April 18, 1994|By John E. Woodruff | John E. Woodruff,Sun Staff Writer

Factory orders, shipments and backlogs all grew again last month in five mid-Atlantic states, but employment remained flat even though workers were putting in longer hours, the Federal Reserve Bank of Richmond said yesterday.

Based on responses from 123 manufacturers in Maryland, North Carolina, South Carolina, Virginia and West Virginia, the Richmond Fed said most firms expect both trends -- more factory activity but flat employment -- to continue for at least the next six months.

"This is consistent with the longer-term trend in this region," said Michael A. Conte, director of regional economic studies at the University of Baltimore.

"Manufacturing production in Maryland has actually been growing slightly, at about 1 percent a year, but productivity is increasing even faster, so that companies can make just as many goods or more even while steadily reducing their work forces," he said.

That trend is in addition to continuing losses of manufacturing plants to other states and the decline of the defense business that has long been a mainstay of factory employment here, he said.

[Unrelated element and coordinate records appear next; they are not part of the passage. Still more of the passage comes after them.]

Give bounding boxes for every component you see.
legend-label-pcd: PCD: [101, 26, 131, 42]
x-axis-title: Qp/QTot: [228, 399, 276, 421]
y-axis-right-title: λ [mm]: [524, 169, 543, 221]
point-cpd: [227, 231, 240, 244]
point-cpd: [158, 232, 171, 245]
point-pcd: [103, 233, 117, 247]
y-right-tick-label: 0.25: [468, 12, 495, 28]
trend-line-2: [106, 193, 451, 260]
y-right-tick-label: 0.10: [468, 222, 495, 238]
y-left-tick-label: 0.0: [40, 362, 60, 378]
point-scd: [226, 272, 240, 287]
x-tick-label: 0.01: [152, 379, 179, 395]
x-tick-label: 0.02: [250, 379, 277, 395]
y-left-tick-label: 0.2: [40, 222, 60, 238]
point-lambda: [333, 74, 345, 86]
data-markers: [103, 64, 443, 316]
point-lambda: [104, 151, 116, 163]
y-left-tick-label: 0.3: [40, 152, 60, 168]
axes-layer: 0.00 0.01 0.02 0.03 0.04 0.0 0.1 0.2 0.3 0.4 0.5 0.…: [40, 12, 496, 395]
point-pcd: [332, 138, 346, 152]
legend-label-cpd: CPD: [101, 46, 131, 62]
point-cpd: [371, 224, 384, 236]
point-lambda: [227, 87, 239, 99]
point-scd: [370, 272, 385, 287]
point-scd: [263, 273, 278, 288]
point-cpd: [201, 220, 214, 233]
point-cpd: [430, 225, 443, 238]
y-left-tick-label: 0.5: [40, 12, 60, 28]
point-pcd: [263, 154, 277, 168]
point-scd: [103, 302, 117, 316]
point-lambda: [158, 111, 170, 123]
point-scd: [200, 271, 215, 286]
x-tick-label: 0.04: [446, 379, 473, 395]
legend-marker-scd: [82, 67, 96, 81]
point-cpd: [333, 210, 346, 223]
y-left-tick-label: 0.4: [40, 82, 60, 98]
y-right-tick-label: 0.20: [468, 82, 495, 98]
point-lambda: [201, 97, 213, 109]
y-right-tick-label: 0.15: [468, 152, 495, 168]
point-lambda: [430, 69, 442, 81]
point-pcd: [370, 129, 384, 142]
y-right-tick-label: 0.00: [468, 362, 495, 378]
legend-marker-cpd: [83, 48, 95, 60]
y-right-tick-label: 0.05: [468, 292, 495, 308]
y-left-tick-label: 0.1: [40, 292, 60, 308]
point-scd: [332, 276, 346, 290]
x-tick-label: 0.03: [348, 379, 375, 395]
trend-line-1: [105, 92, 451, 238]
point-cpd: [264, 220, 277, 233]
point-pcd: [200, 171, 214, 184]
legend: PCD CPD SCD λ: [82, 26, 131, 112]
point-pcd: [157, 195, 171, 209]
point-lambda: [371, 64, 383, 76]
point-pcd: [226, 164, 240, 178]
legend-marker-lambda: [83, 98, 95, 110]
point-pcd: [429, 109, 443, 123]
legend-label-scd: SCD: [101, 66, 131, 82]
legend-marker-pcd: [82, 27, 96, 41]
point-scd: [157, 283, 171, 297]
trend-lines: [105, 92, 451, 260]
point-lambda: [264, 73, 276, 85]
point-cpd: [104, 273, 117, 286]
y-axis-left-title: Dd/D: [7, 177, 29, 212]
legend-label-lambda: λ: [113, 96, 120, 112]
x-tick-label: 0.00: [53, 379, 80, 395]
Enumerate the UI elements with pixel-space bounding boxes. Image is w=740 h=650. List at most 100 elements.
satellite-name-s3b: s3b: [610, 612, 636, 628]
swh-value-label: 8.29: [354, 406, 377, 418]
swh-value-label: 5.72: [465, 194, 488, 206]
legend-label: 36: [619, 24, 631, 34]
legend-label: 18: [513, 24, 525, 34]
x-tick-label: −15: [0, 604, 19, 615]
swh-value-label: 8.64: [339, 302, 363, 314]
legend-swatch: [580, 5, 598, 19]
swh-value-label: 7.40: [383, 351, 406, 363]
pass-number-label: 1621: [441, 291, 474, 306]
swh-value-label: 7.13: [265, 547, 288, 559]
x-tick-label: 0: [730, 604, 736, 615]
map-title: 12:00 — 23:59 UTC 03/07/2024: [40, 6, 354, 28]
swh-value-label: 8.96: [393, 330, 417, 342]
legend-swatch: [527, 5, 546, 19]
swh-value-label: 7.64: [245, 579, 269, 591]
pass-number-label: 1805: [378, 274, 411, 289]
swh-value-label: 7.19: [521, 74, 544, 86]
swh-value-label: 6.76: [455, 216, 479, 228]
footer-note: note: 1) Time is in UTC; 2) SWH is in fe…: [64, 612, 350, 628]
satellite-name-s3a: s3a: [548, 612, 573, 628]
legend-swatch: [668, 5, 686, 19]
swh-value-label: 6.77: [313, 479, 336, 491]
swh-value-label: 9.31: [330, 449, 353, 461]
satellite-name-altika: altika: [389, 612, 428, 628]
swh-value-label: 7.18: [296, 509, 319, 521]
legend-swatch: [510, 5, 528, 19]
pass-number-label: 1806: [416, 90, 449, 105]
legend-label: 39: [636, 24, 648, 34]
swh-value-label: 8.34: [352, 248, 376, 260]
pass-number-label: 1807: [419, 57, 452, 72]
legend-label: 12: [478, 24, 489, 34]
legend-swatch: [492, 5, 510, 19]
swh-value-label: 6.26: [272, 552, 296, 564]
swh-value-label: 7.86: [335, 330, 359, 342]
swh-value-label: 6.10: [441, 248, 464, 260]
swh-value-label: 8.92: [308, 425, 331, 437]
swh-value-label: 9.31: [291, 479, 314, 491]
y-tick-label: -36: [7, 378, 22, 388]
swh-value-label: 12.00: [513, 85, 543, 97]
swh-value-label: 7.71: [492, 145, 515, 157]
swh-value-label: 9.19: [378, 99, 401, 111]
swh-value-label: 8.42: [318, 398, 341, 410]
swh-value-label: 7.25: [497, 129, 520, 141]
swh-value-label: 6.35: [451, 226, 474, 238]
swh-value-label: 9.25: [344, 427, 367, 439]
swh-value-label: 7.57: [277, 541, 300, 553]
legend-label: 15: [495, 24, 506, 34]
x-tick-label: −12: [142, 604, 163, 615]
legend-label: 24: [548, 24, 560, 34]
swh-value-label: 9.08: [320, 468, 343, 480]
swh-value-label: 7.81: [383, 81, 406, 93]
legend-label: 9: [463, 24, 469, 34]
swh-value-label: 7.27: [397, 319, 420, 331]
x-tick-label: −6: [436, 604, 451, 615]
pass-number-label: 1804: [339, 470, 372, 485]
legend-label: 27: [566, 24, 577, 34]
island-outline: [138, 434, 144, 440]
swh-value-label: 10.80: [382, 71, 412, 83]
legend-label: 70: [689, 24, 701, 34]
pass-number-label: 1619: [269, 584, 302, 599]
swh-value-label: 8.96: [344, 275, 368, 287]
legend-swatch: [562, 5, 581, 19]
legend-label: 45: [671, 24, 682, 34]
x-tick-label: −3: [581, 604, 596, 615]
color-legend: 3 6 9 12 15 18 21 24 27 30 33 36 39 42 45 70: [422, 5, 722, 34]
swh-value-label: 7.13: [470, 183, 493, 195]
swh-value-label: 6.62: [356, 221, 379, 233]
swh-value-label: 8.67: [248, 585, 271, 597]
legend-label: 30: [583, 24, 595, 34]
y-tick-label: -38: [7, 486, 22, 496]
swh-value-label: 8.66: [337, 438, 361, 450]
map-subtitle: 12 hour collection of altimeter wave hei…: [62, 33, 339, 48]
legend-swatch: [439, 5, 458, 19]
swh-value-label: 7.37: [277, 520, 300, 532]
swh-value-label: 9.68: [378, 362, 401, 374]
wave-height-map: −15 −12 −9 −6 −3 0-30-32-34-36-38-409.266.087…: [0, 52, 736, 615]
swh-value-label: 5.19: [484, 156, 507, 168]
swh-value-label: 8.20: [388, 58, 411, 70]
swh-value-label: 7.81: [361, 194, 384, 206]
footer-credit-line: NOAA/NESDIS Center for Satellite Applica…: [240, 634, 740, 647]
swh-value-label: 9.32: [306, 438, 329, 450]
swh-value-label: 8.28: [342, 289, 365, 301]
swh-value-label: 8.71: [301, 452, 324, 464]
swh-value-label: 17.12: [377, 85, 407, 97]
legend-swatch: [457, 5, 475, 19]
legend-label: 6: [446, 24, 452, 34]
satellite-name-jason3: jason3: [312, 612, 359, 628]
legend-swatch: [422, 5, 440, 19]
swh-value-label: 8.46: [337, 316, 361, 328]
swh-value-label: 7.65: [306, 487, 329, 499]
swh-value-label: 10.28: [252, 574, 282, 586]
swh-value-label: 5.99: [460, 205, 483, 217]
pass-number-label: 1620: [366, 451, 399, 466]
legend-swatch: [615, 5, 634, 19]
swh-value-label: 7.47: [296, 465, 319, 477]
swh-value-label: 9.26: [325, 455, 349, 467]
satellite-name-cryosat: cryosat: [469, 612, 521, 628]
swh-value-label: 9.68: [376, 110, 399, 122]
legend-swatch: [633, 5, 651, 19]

The Richmond Fed survey showed that 48 percent of the companies expected to be producing more goods six months from now but that only 24 percent expected to have more employees.

Some 55 percent expected the number of workers to be the same as it is now and 21 percent expected to have fewer.

Prices manufacturers pay for raw materials went up less than the 2.5-percent annual national rate of inflation, and prices they charge for finished goods were almost unchanged, the companies reported in the survey.

The Fed also said it will increase the frequency of its manufacturing survey to once a month rather than every six weeks.